St. Louis: Seriously, John Edwards is no longer relevant as he is not running for anything. If the media is going to talk about “affairs,” shouldn’t you discuss John McCain’s affair, given that he is the presumptive Republican presidential candidate?
Melinda Henneberger: Or, God willing, we could say gosh, this was so much fun, let’s never do it again…
Minneapolis: You debated with yourself about whether it was right for you to ask about the rumors when interviewing Mrs. Edwards and are glad that you did not. Would it have been better for her if you did? Is the way this has come out been any better? I guess the confusion that some may have in the press’s role is that every night on the TV you have pundits arguing minute, piddly details, and yet something this large falls off the screen.

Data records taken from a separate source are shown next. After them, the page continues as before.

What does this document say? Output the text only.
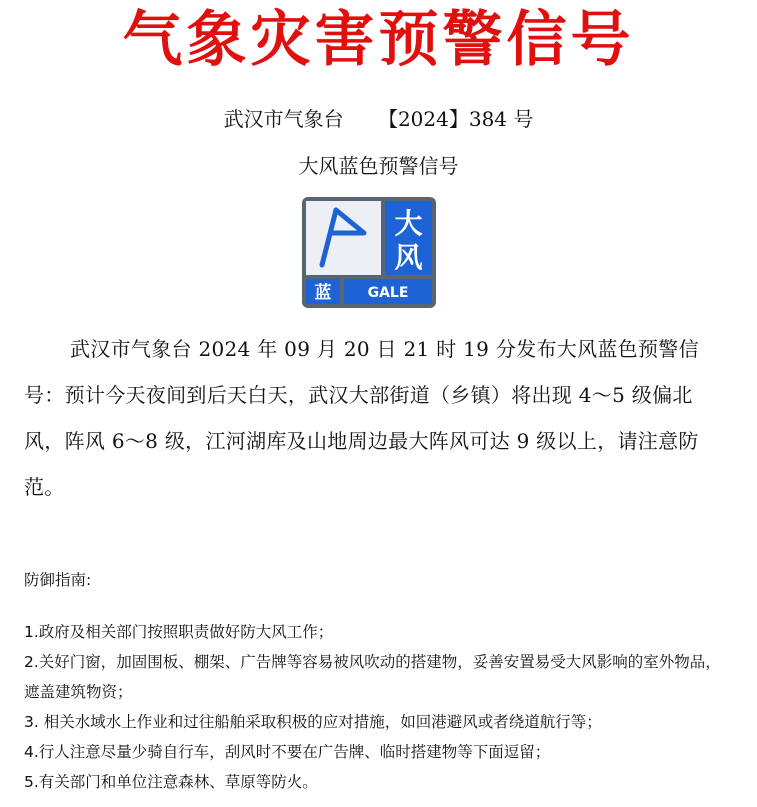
气象灾害预警信号
武汉市气象台 【2024】384 号
大风蓝色预警信号
大
风
蓝	GALE
武汉市气象台 2024 年 09 月 20 日 21 时 19 分发布大风蓝色预警信号：预计今天夜间到后天白天，武汉大部街道（乡镇）将出现 4～5 级偏北风，阵风 6～8 级，江河湖库及山地周边最大阵风可达 9 级以上，请注意防范。
防御指南:
1.政府及相关部门按照职责做好防大风工作；
2.关好门窗，加固围板、棚架、广告牌等容易被风吹动的搭建物，妥善安置易受大风影响的室外物品，遮盖建筑物资；
3. 相关水域水上作业和过往船舶采取积极的应对措施，如回港避风或者绕道航行等；
4.行人注意尽量少骑自行车，刮风时不要在广告牌、临时搭建物等下面逗留；
5.有关部门和单位注意森林、草原等防火。
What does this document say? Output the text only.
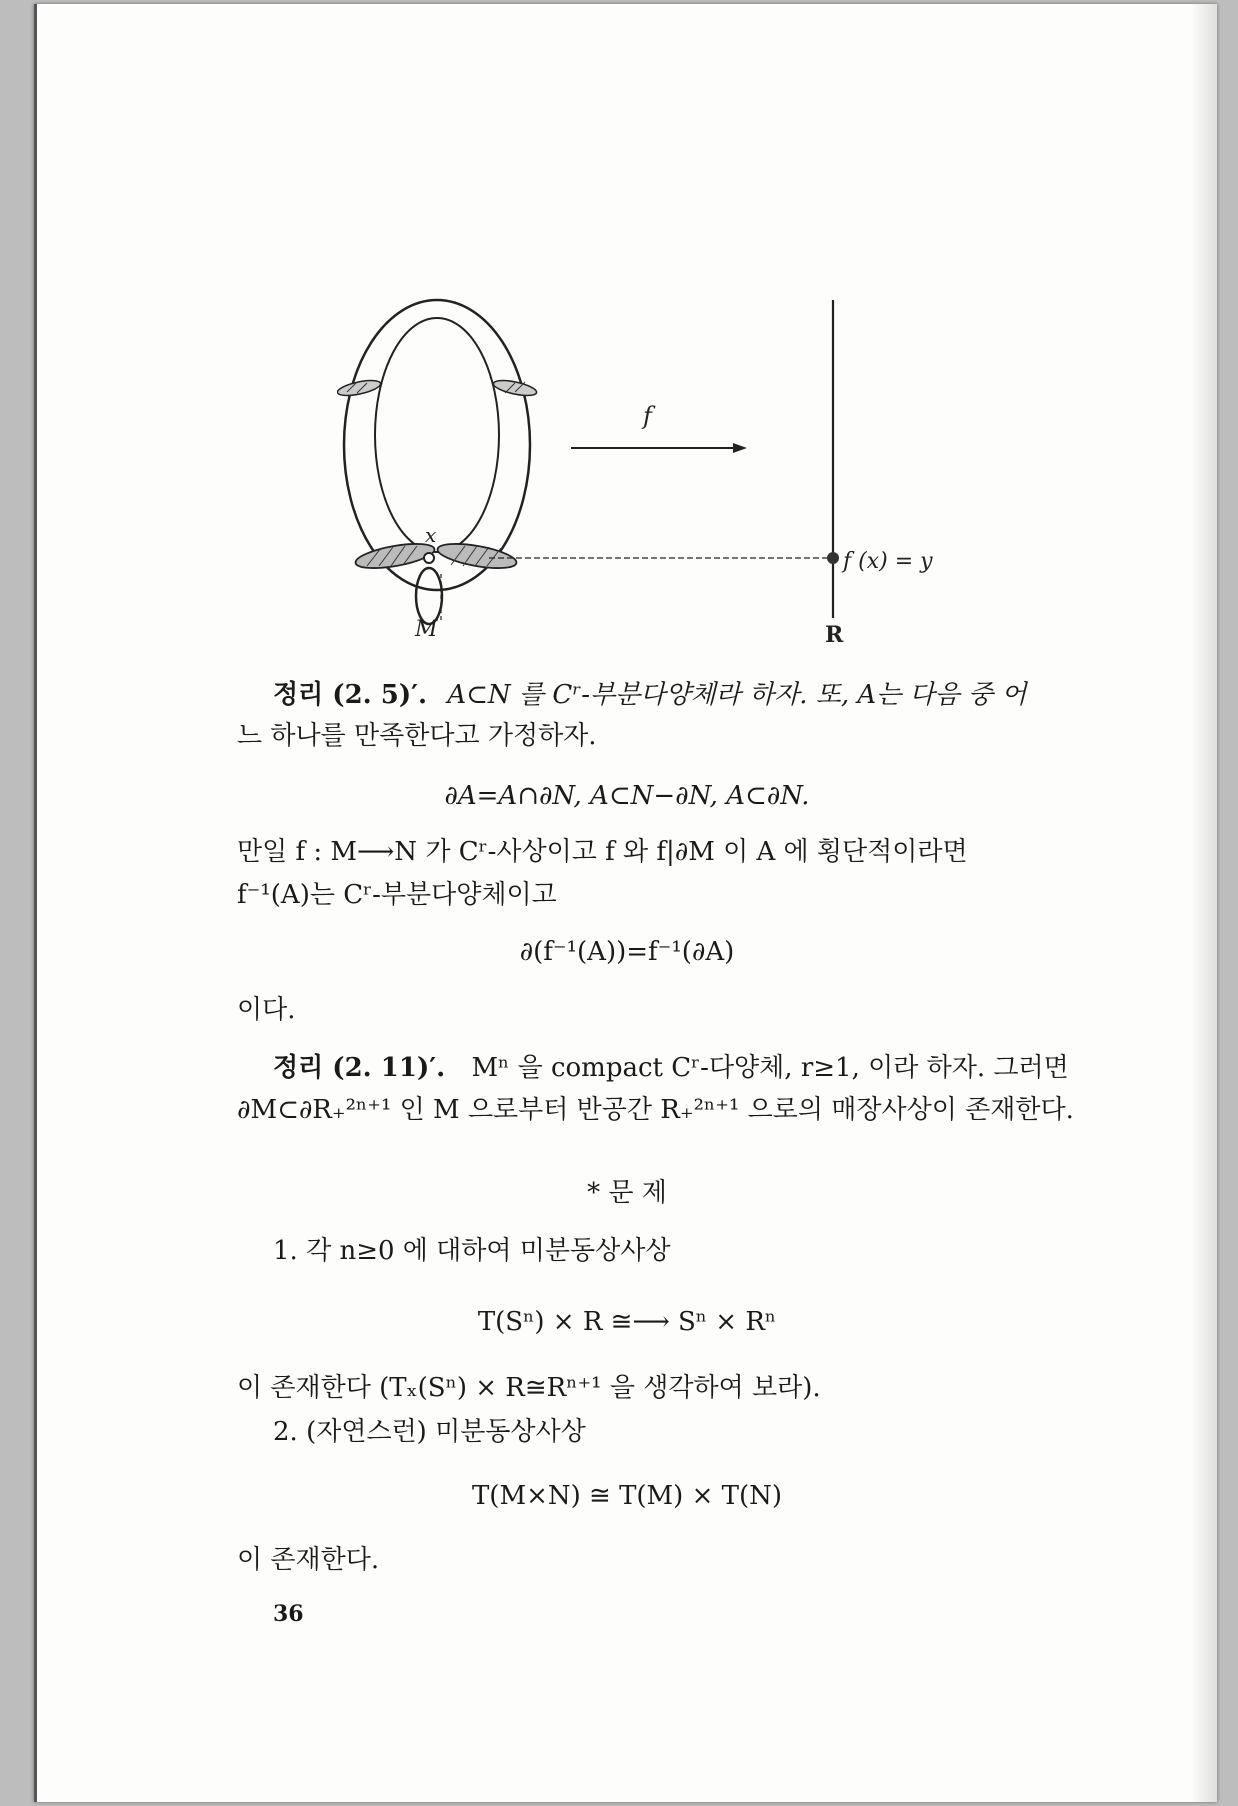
x
M
f
f (x) = y
R
정리 (2. 5)′. A⊂N 를 Cʳ-부분다양체라 하자. 또, A는 다음 중 어
느 하나를 만족한다고 가정하자.
∂A=A∩∂N, A⊂N−∂N, A⊂∂N.
만일 f : M⟶N 가 Cʳ-사상이고 f 와 f|∂M 이 A 에 횡단적이라면
f⁻¹(A)는 Cʳ-부분다양체이고
∂(f⁻¹(A))=f⁻¹(∂A)
이다.
정리 (2. 11)′. Mⁿ 을 compact Cʳ-다양체, r≥1, 이라 하자. 그러면
∂M⊂∂R₊²ⁿ⁺¹ 인 M 으로부터 반공간 R₊²ⁿ⁺¹ 으로의 매장사상이 존재한다.
* 문 제
1. 각 n≥0 에 대하여 미분동상사상
T(Sⁿ) × R ≅⟶ Sⁿ × Rⁿ
이 존재한다 (Tₓ(Sⁿ) × R≅Rⁿ⁺¹ 을 생각하여 보라).
2. (자연스런) 미분동상사상
T(M×N) ≅ T(M) × T(N)
이 존재한다.
36
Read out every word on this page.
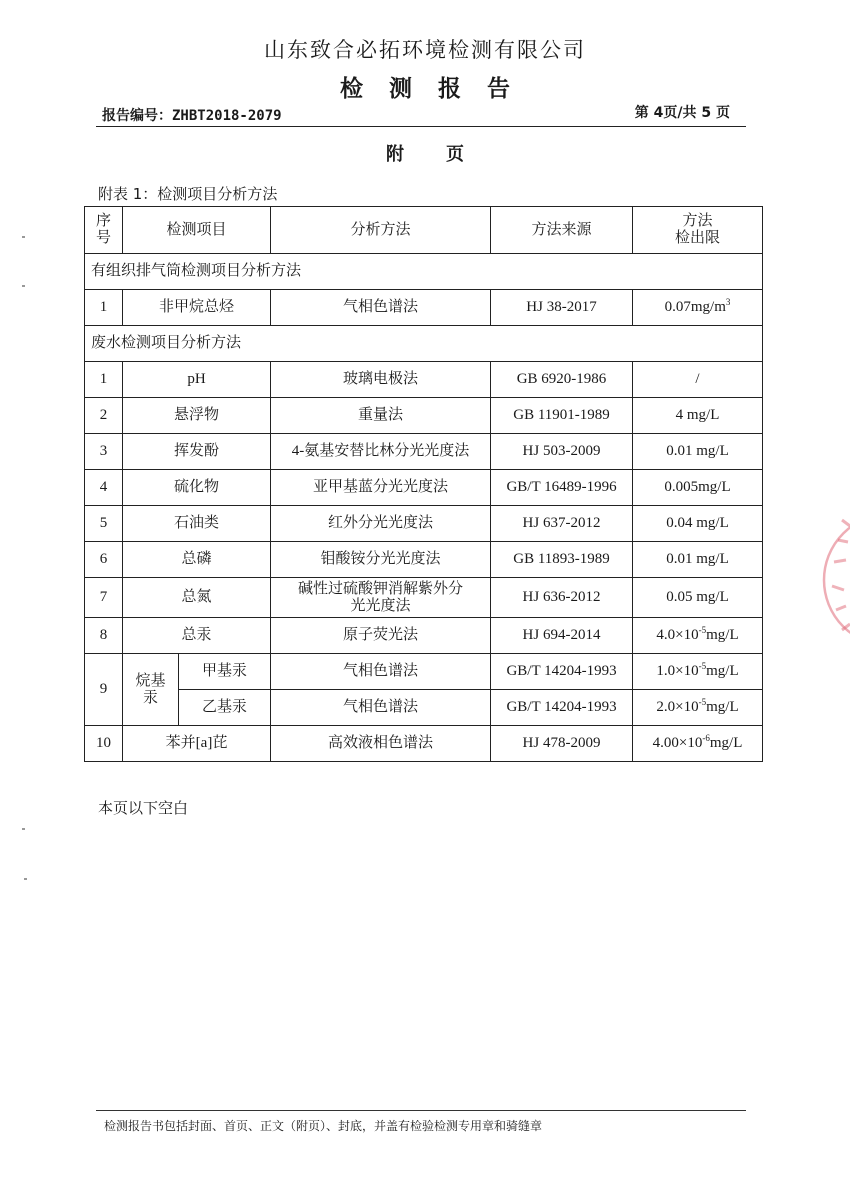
山东致合必拓环境检测有限公司
检 测 报 告
报告编号：ZHBT2018-2079	第 4页/共 5 页
附 页
附表 1：检测项目分析方法
序
号	检测项目		分析方法	方法来源	方法
检出限
有组织排气筒检测项目分析方法					
1	非甲烷总烃		气相色谱法	HJ 38-2017	$0.07mg/m^3$
废水检测项目分析方法					
1	pH		玻璃电极法	GB 6920-1986	/
2	悬浮物		重量法	GB 11901-1989	4 mg/L
3	挥发酚		4-氨基安替比林分光光度法	HJ 503-2009	0.01 mg/L
4	硫化物		亚甲基蓝分光光度法	GB/T 16489-1996	0.005mg/L
5	石油类		红外分光光度法	HJ 637-2012	0.04 mg/L
6	总磷		钼酸铵分光光度法	GB 11893-1989	0.01 mg/L
7	总氮		碱性过硫酸钾消解紫外分
光光度法	HJ 636-2012	0.05 mg/L
8	总汞		原子荧光法	HJ 694-2014	$4.0\times 10^{-5}mg/L$
9	烷基
汞	甲基汞	气相色谱法	GB/T 14204-1993	$1.0\times 10^{-5}mg/L$
		乙基汞	气相色谱法	GB/T 14204-1993	$2.0\times 10^{-5}mg/L$
10	苯并[a]芘		高效液相色谱法	HJ 478-2009	$4.00\times 10^{-6}mg/L$
本页以下空白
检测报告书包括封面、首页、正文（附页）、封底，并盖有检验检测专用章和骑缝章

I think that is where the disconnect comes from.
Melinda Henneberger: Elizabeth Edwards is a damn smart woman, and I guess part of my calculus was that she was not going to tell me anyway. In Candidate Spousery 101 they teach you this line: We don’t talk about that! The American people care about ISSUES!
Austin, Texas: Before this story broke, I thought it was interesting how many people were arguing that the reason people like Larry Craig deserved outing was because he had somehow worked to make life more difficult for homosexuals, so it was right to highlight his personal life. Setting aside the fact that Edwards tended to put his marriage front and center, as an attorney general or a poverty czar, Edwards almost certainly would have worked to make life more difficult for deadbeat dads. Did people (including journalists) lack the imagination to see that particular kind of hypocrisy?
Melinda Henneberger: Honestly, I guess I think we are all hypocrites about this stuff to some degree. We all but make them lie, we demand the mythic storyline, then off with their heads if they don’t live up to it. There has got to be a better way!
West Virginia: The overwhelming emotion I have about this story is sadness. He’s not a candidate anymore, so I hate to see his family dragged into this. I even feel sad for John, who probably doesn’t deserve it. He’s probably had lots of women throwing themselves at him, and he’s only human. Even good marriages have their stresses, and who’s to judge … but that’s the world we live in today. And for people to judge Elizabeth too … only they know what goes on in their marriage, and we have to respect it. I understand why the media had to report this story, I just wish they didn’t feel they had to.
Melinda Henneberger: Me, too, West Virginia!
Washington: His wife is dying of a illness that he did not cause or desire. Do dying people have greater rights than others? Is the tyranny of the terminally ill a form of power abuse that we tolerate? If her cancer makes his wife exceptionally miserable to be around, then why must Edwards be held to some standard of sainthood? Women traditionally have divorced men who return from war as permanently disabled heroes. At least he didn’t divorce her or flaunt his dalliances. His biggest error was to deny the child ahead of a paternity test.
Melinda Henneberger: You came to the wrong well with this one; Elizabeth as tyrant I am not buying.
Melinda Henneberger: Thanks for joining the conversation.